FBI field offices in Dallas and Jackson are investigating. Substantial assistance was provided by the Office of International Affairs of the Ministry of Justice and the Counterintelligence and Export Control Section of the National Security Division.
Assistant US Attorney Tiffany H. Eggers of the US Attorney’s Office for the North Texas District and Senior Counsel Byron M. Jones of the Computer Crime and Intellectual Property Section of the Department of Justice are continuing the case.
The US Attorney’s Office for the North Texas District, the FBI Field Offices in Dallas and Jackson, and the Criminal Division’s Computer Crime and Intellectual Property Section conducted the operation in close cooperation with Europol and Eurojust, which were an integral part of the coordination. Investigators and prosecutors from several jurisdictions, including: the Romanian National Police and the Directorate of Organized Crime and Terrorism Investigation; the Royal Canadian Mounted Police; Paris Court and BL2C (anti-cybercrime police); Dutch National Police; the Polish National Prosecutor’s Office, the Border Guards, the Internal Security Agency and the Ministry of Justice; and the governments of Norway and Australia provided invaluable assistance.

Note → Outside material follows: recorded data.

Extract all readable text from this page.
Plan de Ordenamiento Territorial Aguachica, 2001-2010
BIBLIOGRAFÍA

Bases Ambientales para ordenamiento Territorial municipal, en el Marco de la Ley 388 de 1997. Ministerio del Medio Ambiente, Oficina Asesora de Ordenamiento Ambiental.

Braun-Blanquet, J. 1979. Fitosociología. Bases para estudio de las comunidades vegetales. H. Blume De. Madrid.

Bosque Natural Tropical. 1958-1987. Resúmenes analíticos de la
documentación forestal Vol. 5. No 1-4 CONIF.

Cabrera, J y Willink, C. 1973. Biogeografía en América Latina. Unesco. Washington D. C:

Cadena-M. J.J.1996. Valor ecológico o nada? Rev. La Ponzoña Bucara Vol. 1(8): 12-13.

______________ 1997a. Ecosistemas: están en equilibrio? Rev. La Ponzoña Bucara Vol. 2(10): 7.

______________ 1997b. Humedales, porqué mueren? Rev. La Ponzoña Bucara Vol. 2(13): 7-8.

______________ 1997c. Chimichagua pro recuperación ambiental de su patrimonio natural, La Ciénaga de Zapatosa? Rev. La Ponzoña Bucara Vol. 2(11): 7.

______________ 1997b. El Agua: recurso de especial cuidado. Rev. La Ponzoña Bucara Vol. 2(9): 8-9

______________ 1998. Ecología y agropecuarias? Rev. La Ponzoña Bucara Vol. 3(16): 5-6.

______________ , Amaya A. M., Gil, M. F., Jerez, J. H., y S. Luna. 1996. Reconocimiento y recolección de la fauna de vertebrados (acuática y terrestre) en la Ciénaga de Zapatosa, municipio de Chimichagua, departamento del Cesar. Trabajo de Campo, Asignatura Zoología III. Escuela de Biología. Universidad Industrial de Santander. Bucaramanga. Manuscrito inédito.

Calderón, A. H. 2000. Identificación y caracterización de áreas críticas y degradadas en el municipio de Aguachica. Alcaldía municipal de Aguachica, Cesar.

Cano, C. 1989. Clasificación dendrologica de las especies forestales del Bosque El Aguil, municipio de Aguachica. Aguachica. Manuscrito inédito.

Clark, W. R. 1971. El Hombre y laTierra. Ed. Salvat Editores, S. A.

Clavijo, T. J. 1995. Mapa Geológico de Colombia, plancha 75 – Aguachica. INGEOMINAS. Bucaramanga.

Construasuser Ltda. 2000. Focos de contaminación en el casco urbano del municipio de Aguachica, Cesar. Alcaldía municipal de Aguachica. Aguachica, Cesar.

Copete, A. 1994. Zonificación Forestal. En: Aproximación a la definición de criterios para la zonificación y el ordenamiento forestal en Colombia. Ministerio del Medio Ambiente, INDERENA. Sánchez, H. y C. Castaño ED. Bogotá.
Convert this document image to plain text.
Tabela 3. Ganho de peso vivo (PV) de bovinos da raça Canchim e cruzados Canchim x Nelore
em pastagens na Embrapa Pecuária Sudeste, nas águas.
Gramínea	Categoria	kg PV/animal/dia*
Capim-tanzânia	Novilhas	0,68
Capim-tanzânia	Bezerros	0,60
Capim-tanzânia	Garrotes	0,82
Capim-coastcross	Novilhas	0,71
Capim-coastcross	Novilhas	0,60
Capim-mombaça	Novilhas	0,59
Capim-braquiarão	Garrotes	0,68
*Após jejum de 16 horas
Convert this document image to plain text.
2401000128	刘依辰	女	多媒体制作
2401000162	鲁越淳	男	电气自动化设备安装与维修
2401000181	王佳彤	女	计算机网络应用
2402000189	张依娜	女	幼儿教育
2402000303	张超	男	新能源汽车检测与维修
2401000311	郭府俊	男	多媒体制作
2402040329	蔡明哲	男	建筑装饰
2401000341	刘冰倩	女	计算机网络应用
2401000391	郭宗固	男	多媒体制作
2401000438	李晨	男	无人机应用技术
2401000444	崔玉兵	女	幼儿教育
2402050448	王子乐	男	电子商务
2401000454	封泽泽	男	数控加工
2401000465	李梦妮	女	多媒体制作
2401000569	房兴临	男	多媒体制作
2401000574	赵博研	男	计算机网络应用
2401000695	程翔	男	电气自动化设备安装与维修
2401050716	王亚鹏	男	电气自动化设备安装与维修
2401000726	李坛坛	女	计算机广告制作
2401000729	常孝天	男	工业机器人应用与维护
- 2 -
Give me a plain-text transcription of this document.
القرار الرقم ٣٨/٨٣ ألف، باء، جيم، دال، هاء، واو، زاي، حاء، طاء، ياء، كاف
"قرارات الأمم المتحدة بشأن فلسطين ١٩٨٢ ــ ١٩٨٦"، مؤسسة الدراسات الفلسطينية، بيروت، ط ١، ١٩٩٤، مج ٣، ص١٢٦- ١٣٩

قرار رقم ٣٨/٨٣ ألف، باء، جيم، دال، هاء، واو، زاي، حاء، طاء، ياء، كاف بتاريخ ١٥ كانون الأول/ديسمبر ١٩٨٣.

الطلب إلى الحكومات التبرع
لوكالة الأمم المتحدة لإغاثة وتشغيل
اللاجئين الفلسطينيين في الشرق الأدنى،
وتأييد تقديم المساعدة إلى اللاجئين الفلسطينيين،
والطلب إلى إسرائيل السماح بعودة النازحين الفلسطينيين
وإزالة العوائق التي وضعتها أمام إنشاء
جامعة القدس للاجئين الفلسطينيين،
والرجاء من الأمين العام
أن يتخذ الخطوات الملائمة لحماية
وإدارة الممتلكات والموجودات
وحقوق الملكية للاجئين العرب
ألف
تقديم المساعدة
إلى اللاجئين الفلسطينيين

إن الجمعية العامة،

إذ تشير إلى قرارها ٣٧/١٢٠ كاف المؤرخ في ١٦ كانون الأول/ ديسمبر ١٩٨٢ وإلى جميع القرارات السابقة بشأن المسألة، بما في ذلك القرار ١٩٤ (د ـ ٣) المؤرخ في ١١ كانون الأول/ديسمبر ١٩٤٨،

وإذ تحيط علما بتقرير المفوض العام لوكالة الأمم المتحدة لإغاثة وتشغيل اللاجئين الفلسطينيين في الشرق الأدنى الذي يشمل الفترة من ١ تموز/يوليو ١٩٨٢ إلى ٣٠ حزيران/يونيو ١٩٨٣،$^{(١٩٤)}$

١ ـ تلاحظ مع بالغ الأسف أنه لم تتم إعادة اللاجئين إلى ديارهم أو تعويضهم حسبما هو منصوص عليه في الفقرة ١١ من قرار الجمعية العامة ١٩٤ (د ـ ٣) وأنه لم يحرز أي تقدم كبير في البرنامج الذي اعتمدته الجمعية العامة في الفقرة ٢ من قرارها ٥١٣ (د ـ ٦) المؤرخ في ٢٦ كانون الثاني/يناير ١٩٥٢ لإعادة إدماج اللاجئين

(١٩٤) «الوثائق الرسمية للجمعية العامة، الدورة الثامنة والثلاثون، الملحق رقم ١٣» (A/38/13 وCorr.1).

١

The United States Department of the Treasury’s Financial Crime Network (FinCEN), the Department of Homeland Security’s Cybersecurity and Infrastructure Security Agency (CISA), the German Prosecutor’s Office in Stuttgart, and the State Bureau of Investigations criminals from Baden-Württemberg; Swiss public prosecutor II of the canton of Zurich and cantonal police of Zurich; the UK National Crime Agency; American Secret Service; Texas Department of Information Resources; BitDefender; McAfee; and Microsoft also provided significant assistance.
This case is part of the Justice Department’s Ransomware and Digital Extortion Task Force, which was created to address the growing number of ransomware and digital extortion attacks. As a member of the task force, the Criminal Division, in conjunction with the US Prosecutor’s Offices, prioritizes the disruption, investigation and prosecution of ransomware and digital extortion activity by tracking and by dismantling the development and deployment of malware, identifying responsible cybercriminals, and holding these individuals accountable for their crimes. The department, through the task force, is also strategically targeting the broader ransomware criminal ecosystem and working with domestic and foreign government agencies as well as private sector partners to combat this significant criminal threat.
For more information on the Ransomware and Digital Extortion Task Force, read the recent Deputy Attorney General’s Guidance Note on Investigations and Related Cases. For more resources on preventing and responding to ransomware, visit StopRansomware.gov.
An indictment is only an allegation, and all defendants are presumed innocent until proven guilty beyond a reasonable doubt in court.